# Classic Sneakers



## AshScache (Feb 4, 2013)

Anyone have any view on a nice trad-compatible sneaker?


Sent from my iPhone using Tapatalk


----------



## drlivingston (Jun 21, 2012)

Are you speaking of true classic sneakers that are trad compatible? Or are you talking about currently available sneakers that are trad compatible?


----------



## AshScache (Feb 4, 2013)

Currently available!


Sent from my iPhone using Tapatalk


----------



## oxford cloth button down (Jan 1, 2012)

Keds
Vans
Sperry CVOs
Treton nylite
Chuck Taylors
Stan Smiths
Rod Lavers

The most modern trad sneaker is a pair of grey New Balance 990/993 Made in USA.

Here is a post that Billax wrote about sneakers: https://oxfordclothbuttondown.com/2013/03/sneakers-by-billax/


----------



## gamma68 (Mar 24, 2013)

I picked up a pair of white Sperry CVOs on clearance this summer and absolutely LOVE them. Very comfortable. Very Trad.


----------



## Uncle Bill (May 4, 2010)

Low cut Converse Chuck Taylors, that is all.


----------



## Ensiferous (Mar 5, 2012)

The NB 993 is my only go-to for this type of shoe.
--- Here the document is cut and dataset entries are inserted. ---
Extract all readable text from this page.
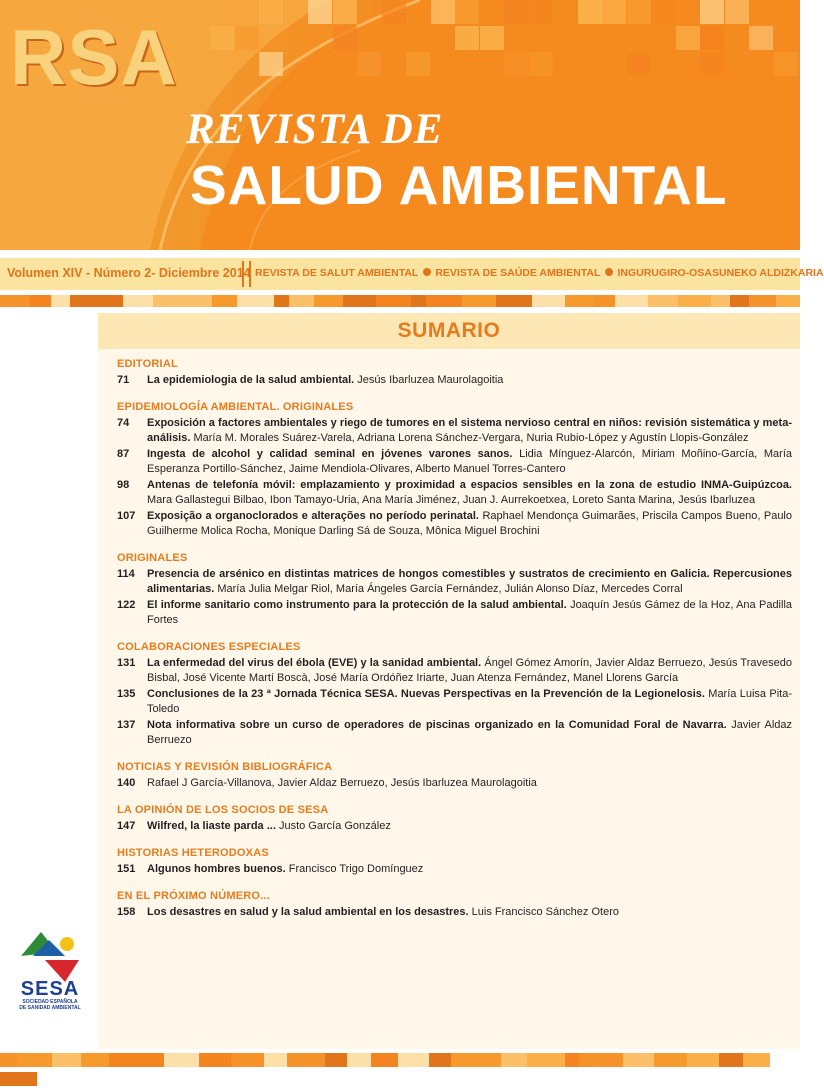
RSA
REVISTA DE
SALUD AMBIENTAL
Volumen XIV - Número 2- Diciembre 2014 REVISTA DE SALUT AMBIENTAL REVISTA DE SAÚDE AMBIENTAL INGURUGIRO-OSASUNEKO ALDIZKARIA
SUMARIO
EDITORIAL
71	La epidemiologia de la salud ambiental. Jesús Ibarluzea Maurolagoitia
EPIDEMIOLOGÍA AMBIENTAL. ORIGINALES
74	Exposición a factores ambientales y riego de tumores en el sistema nervioso central en niños: revisión sistemática y meta-análisis. María M. Morales Suárez-Varela, Adriana Lorena Sánchez-Vergara, Nuria Rubio-López y Agustín Llopis-González
87	Ingesta de alcohol y calidad seminal en jóvenes varones sanos. Lidia Mínguez-Alarcón, Miriam Moñino-García, María Esperanza Portillo-Sánchez, Jaime Mendiola-Olivares, Alberto Manuel Torres-Cantero
98	Antenas de telefonía móvil: emplazamiento y proximidad a espacios sensibles en la zona de estudio INMA-Guipúzcoa. Mara Gallastegui Bilbao, Ibon Tamayo-Uria, Ana María Jiménez, Juan J. Aurrekoetxea, Loreto Santa Marina, Jesús Ibarluzea
107	Exposição a organoclorados e alterações no período perinatal. Raphael Mendonça Guimarães, Priscila Campos Bueno, Paulo Guilherme Molica Rocha, Monique Darling Sá de Souza, Mônica Miguel Brochini
ORIGINALES
114	Presencia de arsénico en distintas matrices de hongos comestibles y sustratos de crecimiento en Galicia. Repercusiones alimentarias. María Julia Melgar Riol, María Ángeles García Fernández, Julián Alonso Díaz, Mercedes Corral
122	El informe sanitario como instrumento para la protección de la salud ambiental. Joaquín Jesús Gámez de la Hoz, Ana Padilla Fortes
COLABORACIONES ESPECIALES
131	La enfermedad del virus del ébola (EVE) y la sanidad ambiental. Ángel Gómez Amorín, Javier Aldaz Berruezo, Jesús Travesedo Bisbal, José Vicente Martí Boscà, José María Ordóñez Iriarte, Juan Atenza Fernández, Manel Llorens García
135	Conclusiones de la 23 ª Jornada Técnica SESA. Nuevas Perspectivas en la Prevención de la Legionelosis. María Luisa Pita-Toledo
137	Nota informativa sobre un curso de operadores de piscinas organizado en la Comunidad Foral de Navarra. Javier Aldaz Berruezo
NOTICIAS Y REVISIÓN BIBLIOGRÁFICA
140	Rafael J García-Villanova, Javier Aldaz Berruezo, Jesús Ibarluzea Maurolagoitia
LA OPINIÓN DE LOS SOCIOS DE SESA
147	Wilfred, la liaste parda ... Justo García González
HISTORIAS HETERODOXAS
151	Algunos hombres buenos. Francisco Trigo Domínguez
EN EL PRÓXIMO NÚMERO...
158	Los desastres en salud y la salud ambiental en los desastres. Luis Francisco Sánchez Otero
SESA
SOCIEDAD ESPAÑOLA
DE SANIDAD AMBIENTAL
It is not "classic" in the 1955 to 1965 context, but it is (to me) the perfect current evolution of the same type of shoe I wore in the 1970s.


----------



## drlivingston (Jun 21, 2012)

It is interesting to notice the similarities in what some people call "normcore" and what others deem "classic".


----------



## Duvel (Mar 16, 2014)

Love my Sperry CVOs.


----------



## efdll (Sep 11, 2008)

oxford cloth button down said:


> Keds
> Vans
> Sperry CVOs
> Treton nylite
> ...


A trad quandary. I too grew up with what we may now call trad sneakers, and I own a pair of pretty new white Converse Jack Purcell. They look terrific with casual trad gear (and I saw an elegant gent not long ago at the old Biltmore Hotel in Coral Gables wearing a pair with blazer and chinos), but though they may have been state-of-the-art sports shoes back in the day, in our time they seem flimsy. Instructive to remember that sneakers are primarily functional, i.e. designed for maximum sports efficiency, whether tennis, basketball, running. etc. And their functionality has advanced with time, though design-wise they may not be pleasing to the trad eye. So does one sacrifice efficiency, comfort and even safety for the sake of style? I'd argue that this would run contrary to trad attitude, and that to do so would be taking style to the level of period costume. A good running/training shoe is an excellent walking shoe -- another thread here argued that "walkers" by Alden and the like can't compete with a good running shoe for serious walking. Within their style range there are "vintage" models, but the '80's, really? Hardly halcyon days of trad. In fact, that decade saw the business suit/running shoe combo that urban men and women wore on their way to the office, not the best look. I think that for serious physical activity on one's feet one should wear the most functional shoes, whether sneakers or hiking shoes or Bean duck boots. For anything less strenous, wear what you think suits your style.


----------



## Billax (Sep 26, 2011)

Many thanks to OCBD for linking to a post I originally made here (AAAT) and which OCBD subsequently published on his terrific blog. There is no doubt that Keds sneakers are the oldest sneakers – and little doubt that Keds and Sperrys became the preferred sneakers – on campuses nationwide during the heyday of the Ivy League Look. After wearing Keds Champions continuously and exclusively since I was sixteen (1958), the build quality of Keds has diminished enough so that I recently switched brands. Just my $0.02


----------



## oxford cloth button down (Jan 1, 2012)

efdll said:


> A trad quandary. I too grew up with what we may now call trad sneakers, and I own a pair of pretty new white Converse Jack Purcell. They look terrific with casual trad gear (and I saw an elegant gent not long ago at the old Biltmore Hotel in Coral Gables wearing a pair with blazer and chinos), but though they may have been state-of-the-art sports shoes back in the day, in our time they seem flimsy. Instructive to remember that sneakers are primarily functional, i.e. designed for maximum sports efficiency, whether tennis, basketball, running. etc. And their functionality has advanced with time, though design-wise they may not be pleasing to the trad eye. So does one sacrifice efficiency, comfort and even safety for the sake of style? I'd argue that this would run contrary to trad attitude, and that to do so would be taking style to the level of period costume. A good running/training shoe is an excellent walking shoe -- another thread here argued that "walkers" by Alden and the like can't compete with a good running shoe for serious walking. Within their style range there are "vintage" models, but the '80's, really? Hardly halcyon days of trad. In fact, that decade saw the business suit/running shoe combo that urban men and women wore on their way to the office, not the best look. I think that for serious physical activity on one's feet one should wear the most functional shoes, whether sneakers or hiking shoes or Bean duck boots. For anything less strenous, wear what you think suits your style.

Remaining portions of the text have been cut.